Cette parole sombre le fit réfléchir, elle l’arrêta pour quelque temps ; mais, aujourd’hui encore, il continue la culture de ses tubercules, et même soutient avec aplomb qu’ils poussent naturellement.

Depuis les événements que l’on va raconter, rien, en effet, n’a changé à Yonville. Le drapeau tricolore de fer-blanc tourne toujours au haut du clocher de l’église ; la boutique du marchand de nouveautés agite encore au vent ses deux banderoles d’indienne ; les fœtus du pharmacien, comme des paquets d’amadou blanc, se pourrissent de plus en plus dans leur alcool bourbeux, et, au-dessus de la grande porte de l’auberge, le vieux lion d’or, déteint par les pluies, montre toujours aux passants sa frisure de caniche.

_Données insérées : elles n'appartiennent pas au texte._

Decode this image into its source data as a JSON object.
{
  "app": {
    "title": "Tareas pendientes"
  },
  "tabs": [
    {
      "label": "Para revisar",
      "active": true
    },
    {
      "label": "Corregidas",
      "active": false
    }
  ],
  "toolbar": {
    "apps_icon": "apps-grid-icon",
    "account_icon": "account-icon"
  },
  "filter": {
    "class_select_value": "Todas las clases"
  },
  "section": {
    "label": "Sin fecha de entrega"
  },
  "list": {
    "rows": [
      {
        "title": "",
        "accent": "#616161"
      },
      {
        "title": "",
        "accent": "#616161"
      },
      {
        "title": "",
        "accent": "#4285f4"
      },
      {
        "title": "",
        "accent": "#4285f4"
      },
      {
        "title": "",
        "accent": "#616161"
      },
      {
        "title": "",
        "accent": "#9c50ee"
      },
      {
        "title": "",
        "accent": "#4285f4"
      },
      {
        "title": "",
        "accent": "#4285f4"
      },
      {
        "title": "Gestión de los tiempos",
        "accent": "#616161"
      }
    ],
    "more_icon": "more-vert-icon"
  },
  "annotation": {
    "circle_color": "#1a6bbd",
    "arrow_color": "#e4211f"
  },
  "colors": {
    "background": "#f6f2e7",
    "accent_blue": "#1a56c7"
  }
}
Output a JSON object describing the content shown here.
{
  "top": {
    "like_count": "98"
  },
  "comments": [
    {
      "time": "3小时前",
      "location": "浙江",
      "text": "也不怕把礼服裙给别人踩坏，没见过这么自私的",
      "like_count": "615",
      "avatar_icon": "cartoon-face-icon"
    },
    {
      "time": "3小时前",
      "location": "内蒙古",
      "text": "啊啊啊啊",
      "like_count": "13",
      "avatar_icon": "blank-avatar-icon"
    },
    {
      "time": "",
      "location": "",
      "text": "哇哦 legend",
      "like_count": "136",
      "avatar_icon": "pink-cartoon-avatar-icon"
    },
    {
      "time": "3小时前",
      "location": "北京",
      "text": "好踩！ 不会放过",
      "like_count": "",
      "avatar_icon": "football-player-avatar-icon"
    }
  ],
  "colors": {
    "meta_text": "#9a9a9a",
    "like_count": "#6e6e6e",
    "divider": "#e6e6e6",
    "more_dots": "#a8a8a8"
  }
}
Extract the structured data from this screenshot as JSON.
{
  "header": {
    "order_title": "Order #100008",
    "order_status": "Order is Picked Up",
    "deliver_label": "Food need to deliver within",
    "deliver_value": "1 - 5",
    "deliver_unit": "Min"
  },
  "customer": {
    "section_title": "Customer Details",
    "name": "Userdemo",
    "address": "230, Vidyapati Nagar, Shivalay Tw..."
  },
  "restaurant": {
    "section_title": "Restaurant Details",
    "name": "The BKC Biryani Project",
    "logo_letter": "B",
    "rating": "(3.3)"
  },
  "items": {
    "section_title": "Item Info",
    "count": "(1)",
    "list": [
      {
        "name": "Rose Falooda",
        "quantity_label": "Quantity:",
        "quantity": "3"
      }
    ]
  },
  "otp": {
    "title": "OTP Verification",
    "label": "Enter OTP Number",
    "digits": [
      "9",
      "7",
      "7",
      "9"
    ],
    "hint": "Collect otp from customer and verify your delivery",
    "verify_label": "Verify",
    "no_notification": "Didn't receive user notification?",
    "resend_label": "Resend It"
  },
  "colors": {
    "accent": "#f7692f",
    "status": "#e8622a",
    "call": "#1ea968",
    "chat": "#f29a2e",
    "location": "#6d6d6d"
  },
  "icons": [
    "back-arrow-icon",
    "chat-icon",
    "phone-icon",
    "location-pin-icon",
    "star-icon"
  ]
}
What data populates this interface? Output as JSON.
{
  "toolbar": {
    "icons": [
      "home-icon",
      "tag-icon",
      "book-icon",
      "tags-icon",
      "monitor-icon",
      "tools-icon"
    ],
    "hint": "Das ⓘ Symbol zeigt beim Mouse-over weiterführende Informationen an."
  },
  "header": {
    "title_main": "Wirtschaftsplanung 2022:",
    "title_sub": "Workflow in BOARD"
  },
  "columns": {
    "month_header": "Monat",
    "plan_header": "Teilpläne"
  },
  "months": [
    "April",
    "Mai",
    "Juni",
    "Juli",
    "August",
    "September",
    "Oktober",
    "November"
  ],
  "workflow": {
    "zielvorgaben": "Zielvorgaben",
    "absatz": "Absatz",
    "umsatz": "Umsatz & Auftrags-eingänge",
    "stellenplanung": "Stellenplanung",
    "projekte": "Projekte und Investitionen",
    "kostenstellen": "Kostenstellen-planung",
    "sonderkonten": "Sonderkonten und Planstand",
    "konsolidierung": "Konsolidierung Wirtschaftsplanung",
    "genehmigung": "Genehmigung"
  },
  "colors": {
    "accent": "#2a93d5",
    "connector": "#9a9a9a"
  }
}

Le soir que les époux Bovary devaient arriver à Yonville, Mme veuve Lefrançois, la maîtresse de cette auberge, était si fort affairée, qu’elle suait à grosses gouttes en remuant ses casseroles. C’était le lendemain jour de marché dans le bourg. Il fallait d’avance tailler les viandes, vider les poulets, faire de la soupe et du café. Elle avait, de plus, le repas de ses pensionnaires, celui du médecin, de sa femme et de leur bonne ; le billard retentissait d’éclats de rire ; trois meuniers, dans la petite salle, appelaient pour qu’on leur apportât de l’eau-de-vie ; le bois flambait, la braise craquait, et, sur la longue table de la cuisine, parmi les quartiers de mouton cru, s’élevaient des piles d’assiettes qui tremblaient aux secousses du billot où l’on hachait des épinards. On entendait, dans la basse-cour, crier les volailles que la servante poursuivait pour leur couper le cou.

Un homme en pantoufles de peau verte, quelque peu marqué de petite vérole et coiffé d’un bonnet de velours à gland d’or, se chauffait le dos contre la cheminée. Sa figure n’exprimait rien que la satisfaction de soi-même, et il avait l’air aussi calme dans la vie que le chardonneret suspendu au-dessus de sa tête, dans une cage d’osier : c’était le pharmacien.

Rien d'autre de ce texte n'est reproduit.